Rights Group Warns Against Bahrain’s Use of Tear Gas Against Protesters
CAIRO — A human rights group said Tuesday that Bahrain, which has been criticized for cracking down on opposition protesters, might “misuse” more than a million canisters of tear gas that the government is reportedly trying to buy.
The group, Human Rights Watch, said that Bahraini security forces had “repeatedly used tear gas disproportionately and sometimes unlawfully in suppressing antigovernment demonstrations” since 2011, when protests against Bahrain’s monarchy erupted as part of the wave of uprisings sweeping the Middle East.
Tear gas misuse “has been implicated in more than a dozen deaths and serious injuries,” the group said.

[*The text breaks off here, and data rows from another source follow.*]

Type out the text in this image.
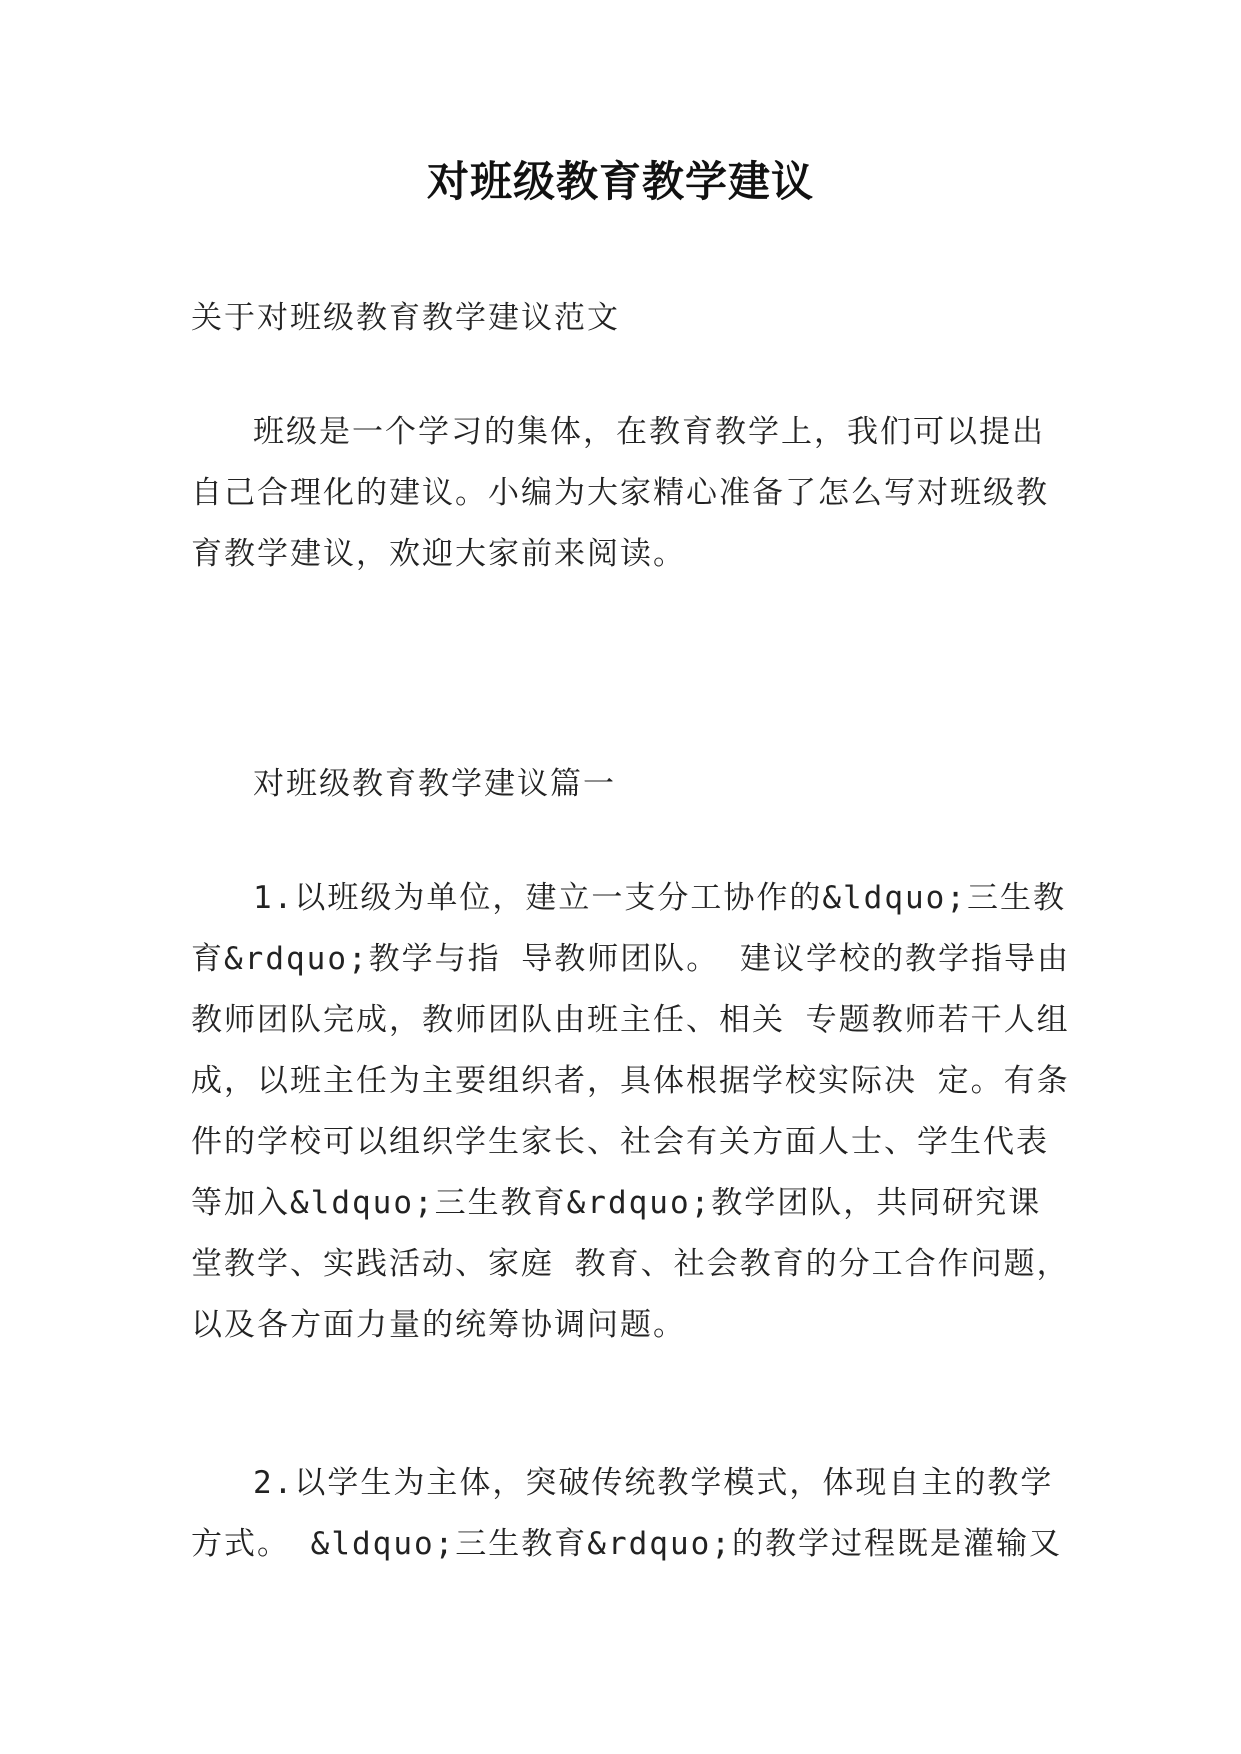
对班级教育教学建议

关于对班级教育教学建议范文

班级是一个学习的集体，在教育教学上，我们可以提出自己合理化的建议。小编为大家精心准备了怎么写对班级教育教学建议，欢迎大家前来阅读。

对班级教育教学建议篇一

1.以班级为单位，建立一支分工协作的&ldquo;三生教育&rdquo;教学与指 导教师团队。 建议学校的教学指导由教师团队完成，教师团队由班主任、相关 专题教师若干人组成，以班主任为主要组织者，具体根据学校实际决 定。有条件的学校可以组织学生家长、社会有关方面人士、学生代表 等加入&ldquo;三生教育&rdquo;教学团队，共同研究课堂教学、实践活动、家庭 教育、社会教育的分工合作问题，以及各方面力量的统筹协调问题。

2.以学生为主体，突破传统教学模式，体现自主的教学方式。 &ldquo;三生教育&rdquo;的教学过程既是灌输又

The warning came after a watchdog group, Bahrain Watch, released documents last week showing what the group said was a public tender for 1.6 million tear gas shells, 90,000 tear gas grenades and 145,000 sound and flash grenades. The tender, dated June 16, was issued by Bahrain’s Ministry of Interior, which oversees the riot police.
During almost three years of unrest, Bahrain’s Sunni monarchy has given little quarter to its opposition, led by members of the island nation’s Shiite majority, which is pressing for broader rights and political inclusion. Bahrain’s most active dissidents have been imprisoned or exiled. Street protests that spring up almost daily are quickly dispersed by the riot police, often using tear gas, birdshot and sound grenades.
A report last year by Physicians for Human Rights, which has been sharply critical of the Bahraini government, said the “extensive and persistent use” of tear gas in Bahrain was “unprecedented in the 100-year history of tear gas use against civilians.” The group found that the authorities fired projectiles at protesters at close range, causing grievous injuries, and used tear gas against civilians in their homes or cars.
A press officer for the Bahraini government did not immediately respond to a request for comment on the planned purchase. In the past, the government has said that its use of tear gas adheres to international standards of riot control and is employed to disperse youths who increasingly use incendiary devices and other weapons against the police.
The United States has withheld licenses for tear gas exports to Bahrain, which hosts the Navy’s Fifth Fleet. Bahrain Watch said it believed that several South Korean companies had supplied most of the tear gas used by the government since 2011.